Trump also entered the race leading on several issues that American voters say they care about most – inflation, immigration, and crime. After months of campaigning, Trump was still ahead on all three in the weeks before the election. According to a YouGov poll conducted at the end of October, 49% of Americans thought that Trump would do a better job on immigration, whereas 35% thought Harris would. In a Gallup poll conducted in September, the former president had a nine-point lead over the vice president on the question of who would be a better steward of the economy. Voters also had more confidence in Trump’s ability to handle the Russia-Ukraine war and the Gaza war, with 70% believing that he has experience in foreign affairs.

But that is not to discount the power of ultra-rich donors. Trump returns to the White House at a time when the US is deeply divided and highly unequal – more so than at any time since the post-Civil War era. The increasing influence of wealthy individuals and groups over the electoral process and policymaking has undoubtedly contributed to this widening gap between rich and poor. The wealth of the top 1% of US households grew from 36 times to 71 times that of those at the 50th percentile over the past 60 years, and now exceeds the wealth of the middle 60% of households.

Economic and political inequalities are closely related. The surging power of the extremely wealthy minority has left most Americans poor and voiceless, fueling class-based discontent. Bridging this divide may require breaking the chains that have kept policymakers beholden to the donor class for decades and undertaking a democratic shift toward broad-based accountability and more inclusive policies that strengthen individual agency, expand economic opportunities, and improve the income distribution. More than increasing the rate of upward mobility, these policies will rekindle the American dream and foster social cohesion.

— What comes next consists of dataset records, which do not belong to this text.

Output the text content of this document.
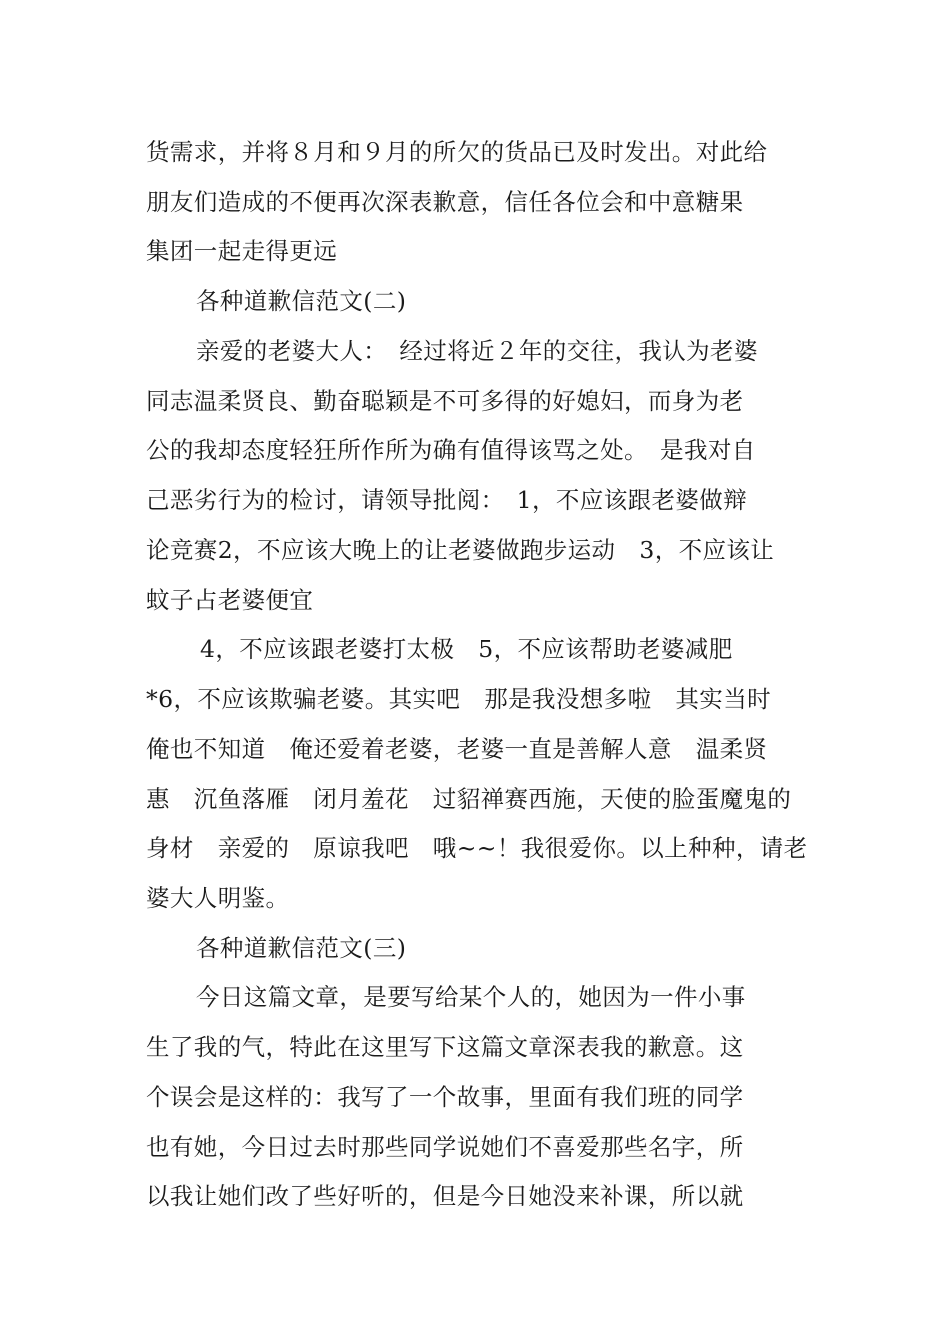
货需求，并将８月和９月的所欠的货品已及时发出。对此给
朋友们造成的不便再次深表歉意，信任各位会和中意糖果
集团一起走得更远
各种道歉信范文(二)
亲爱的老婆大人：　经过将近２年的交往，我认为老婆
同志温柔贤良、勤奋聪颖是不可多得的好媳妇，而身为老
公的我却态度轻狂所作所为确有值得该骂之处。　是我对自
己恶劣行为的检讨，请领导批阅：　1，不应该跟老婆做辩
论竞赛2，不应该大晚上的让老婆做跑步运动　3，不应该让
蚊子占老婆便宜
4，不应该跟老婆打太极　5，不应该帮助老婆减肥
*6，不应该欺骗老婆。其实吧　那是我没想多啦　其实当时
俺也不知道　俺还爱着老婆，老婆一直是善解人意　温柔贤
惠　沉鱼落雁　闭月羞花　过貂禅赛西施，天使的脸蛋魔鬼的
身材　亲爱的　原谅我吧　哦~~！我很爱你。以上种种，请老
婆大人明鉴。
各种道歉信范文(三)
今日这篇文章，是要写给某个人的，她因为一件小事
生了我的气，特此在这里写下这篇文章深表我的歉意。这
个误会是这样的：我写了一个故事，里面有我们班的同学
也有她，今日过去时那些同学说她们不喜爱那些名字，所
以我让她们改了些好听的，但是今日她没来补课，所以就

The future of our democracy and shared prosperity depends on steps that upcoming administrations must take to rebuild trust in our institutions and create a fairer distribution of political and economic power. As former US Supreme Court Justice Louis Brandeis put it, “We must make our choice. We may have democracy, or we may have wealth concentrated in the hands of a few, but we can’t have both.”

 

Hippolyte Fofack, a former chief economist and director of research at the African Export-Import Bank, is a fellow with the Sustainable Development Solutions Network at Columbia University, a research associate at Harvard University’s Center for African Studies, and a fellow of the African Academy of Sciences.